Combinations like `temperature=2, top_p=0.1, top_k=1` are not "stronger control". `top_k=1` already collapses the candidate pool to one token, leaving little room for temperature or top-p to matter.

## Where This Lives In vLLM {#vllm-source}

External API fields eventually become `SamplingParams` in vLLM. In the current checkout, the relevant files are:

- `vllm/sampling_params.py`
- `vllm/v1/sample/sampler.py`
- `vllm/v1/sample/metadata.py`
- `vllm/v1/sample/ops/topk_topp_sampler.py`

The defaults in `SamplingParams` are a compact statement of the semantics:

```python
temperature: float = 1.0
top_p: float = 1.0
top_k: int = 0
```

By default, vLLM does not rescale logits, does not apply top-p truncation, and does not apply top-k truncation. The validation rules match the definitions: `top_p` must be in `(0, 1]`, `top_k` uses 0 or -1 as disabled, and temperature cannot be negative.

When temperature is close to 0, vLLM switches to greedy semantics and resets top-p/top-k/min-p to inactive values. If the request is greedy, there is no need to build a random candidate pool.

The sampling order appears in `Sampler.sample()` in `vllm/v1/sample/sampler.py`:

```python
greedy_sampled = self.greedy_sample(logits)
...
logits = self.apply_temperature(logits, sampling_metadata.temperature, ...)
...
random_sampled, processed_logprobs = self.topk_topp_sampler(
    logits,
    sampling_metadata.generators,
    sampling_metadata.top_k,
    sampling_metadata.top_p,
)
```

`TopKTopPSampler` then chooses a native, Triton, FlashInfer, XPU, or ROCm path depending on platform and configuration.
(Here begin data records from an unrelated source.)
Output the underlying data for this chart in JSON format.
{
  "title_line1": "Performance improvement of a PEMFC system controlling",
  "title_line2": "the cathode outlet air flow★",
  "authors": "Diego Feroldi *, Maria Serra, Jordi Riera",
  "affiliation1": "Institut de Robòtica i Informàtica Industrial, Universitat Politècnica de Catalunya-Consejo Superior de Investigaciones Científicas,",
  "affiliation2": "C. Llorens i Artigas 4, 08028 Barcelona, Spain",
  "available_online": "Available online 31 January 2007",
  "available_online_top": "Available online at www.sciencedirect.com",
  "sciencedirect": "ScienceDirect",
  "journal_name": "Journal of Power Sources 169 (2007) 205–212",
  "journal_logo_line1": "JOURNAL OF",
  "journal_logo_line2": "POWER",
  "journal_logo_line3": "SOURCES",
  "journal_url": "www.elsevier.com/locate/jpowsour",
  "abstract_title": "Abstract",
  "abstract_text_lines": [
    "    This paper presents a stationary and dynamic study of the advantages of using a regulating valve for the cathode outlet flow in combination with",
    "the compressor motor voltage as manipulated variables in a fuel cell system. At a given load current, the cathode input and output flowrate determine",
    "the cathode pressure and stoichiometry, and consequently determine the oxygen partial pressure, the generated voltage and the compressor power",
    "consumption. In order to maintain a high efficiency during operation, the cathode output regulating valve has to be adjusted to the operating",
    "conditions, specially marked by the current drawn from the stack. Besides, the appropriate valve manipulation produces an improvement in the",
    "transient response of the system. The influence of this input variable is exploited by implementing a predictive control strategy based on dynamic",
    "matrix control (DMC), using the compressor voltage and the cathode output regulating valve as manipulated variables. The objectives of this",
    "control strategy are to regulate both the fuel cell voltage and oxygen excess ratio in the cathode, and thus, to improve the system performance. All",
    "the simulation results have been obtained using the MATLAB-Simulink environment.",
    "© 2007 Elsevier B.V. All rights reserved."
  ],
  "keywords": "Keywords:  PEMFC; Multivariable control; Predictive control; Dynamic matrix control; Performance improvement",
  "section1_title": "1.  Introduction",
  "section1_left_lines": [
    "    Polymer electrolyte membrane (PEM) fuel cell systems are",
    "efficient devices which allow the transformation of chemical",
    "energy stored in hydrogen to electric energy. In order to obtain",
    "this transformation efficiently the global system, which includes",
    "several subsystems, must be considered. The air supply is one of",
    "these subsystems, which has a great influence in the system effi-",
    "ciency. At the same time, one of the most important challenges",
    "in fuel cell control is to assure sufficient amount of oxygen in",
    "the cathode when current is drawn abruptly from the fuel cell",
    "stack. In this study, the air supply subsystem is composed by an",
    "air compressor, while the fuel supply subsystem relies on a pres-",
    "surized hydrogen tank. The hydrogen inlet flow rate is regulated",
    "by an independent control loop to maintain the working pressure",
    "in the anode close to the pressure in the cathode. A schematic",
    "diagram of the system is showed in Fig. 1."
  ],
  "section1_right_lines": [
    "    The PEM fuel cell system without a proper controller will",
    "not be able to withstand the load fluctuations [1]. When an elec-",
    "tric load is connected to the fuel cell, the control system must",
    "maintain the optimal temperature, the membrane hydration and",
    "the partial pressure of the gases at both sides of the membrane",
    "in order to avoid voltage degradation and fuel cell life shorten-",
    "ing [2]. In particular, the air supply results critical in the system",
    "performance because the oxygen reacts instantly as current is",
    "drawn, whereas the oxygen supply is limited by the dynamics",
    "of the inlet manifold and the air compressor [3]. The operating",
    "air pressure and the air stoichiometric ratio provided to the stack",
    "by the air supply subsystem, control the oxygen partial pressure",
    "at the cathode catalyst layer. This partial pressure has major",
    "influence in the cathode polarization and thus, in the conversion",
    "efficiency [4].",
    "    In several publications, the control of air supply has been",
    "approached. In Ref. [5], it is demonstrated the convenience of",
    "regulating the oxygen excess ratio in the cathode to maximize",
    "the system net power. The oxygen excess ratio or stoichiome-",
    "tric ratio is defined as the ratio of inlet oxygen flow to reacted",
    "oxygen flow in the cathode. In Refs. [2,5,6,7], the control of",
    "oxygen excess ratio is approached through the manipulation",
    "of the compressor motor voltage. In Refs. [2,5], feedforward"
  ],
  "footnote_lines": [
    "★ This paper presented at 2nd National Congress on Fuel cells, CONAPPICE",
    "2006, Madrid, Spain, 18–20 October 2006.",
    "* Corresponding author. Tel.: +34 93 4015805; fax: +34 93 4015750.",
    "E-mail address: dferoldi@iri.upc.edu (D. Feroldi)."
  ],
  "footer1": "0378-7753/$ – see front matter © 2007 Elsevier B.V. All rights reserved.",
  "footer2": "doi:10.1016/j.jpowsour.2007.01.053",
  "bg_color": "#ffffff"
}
The implementation may change for performance, but the semantics are the same: apply top-k/top-p filtering, then draw from the filtered distribution.

## Summary {#summary}

Temperature, top-k, and top-p all control where the next token is sampled from, but they control different dimensions:

- temperature changes how sharp or flat the probability distribution is.
- top-k limits the candidate count by rank.
- top-p dynamically chooses the candidate set by cumulative probability mass.

Once you see them as operations on one next-token probability table, these parameters stop feeling like folklore. The sampler code is organized around that same table: scale, filter, renormalize, sample.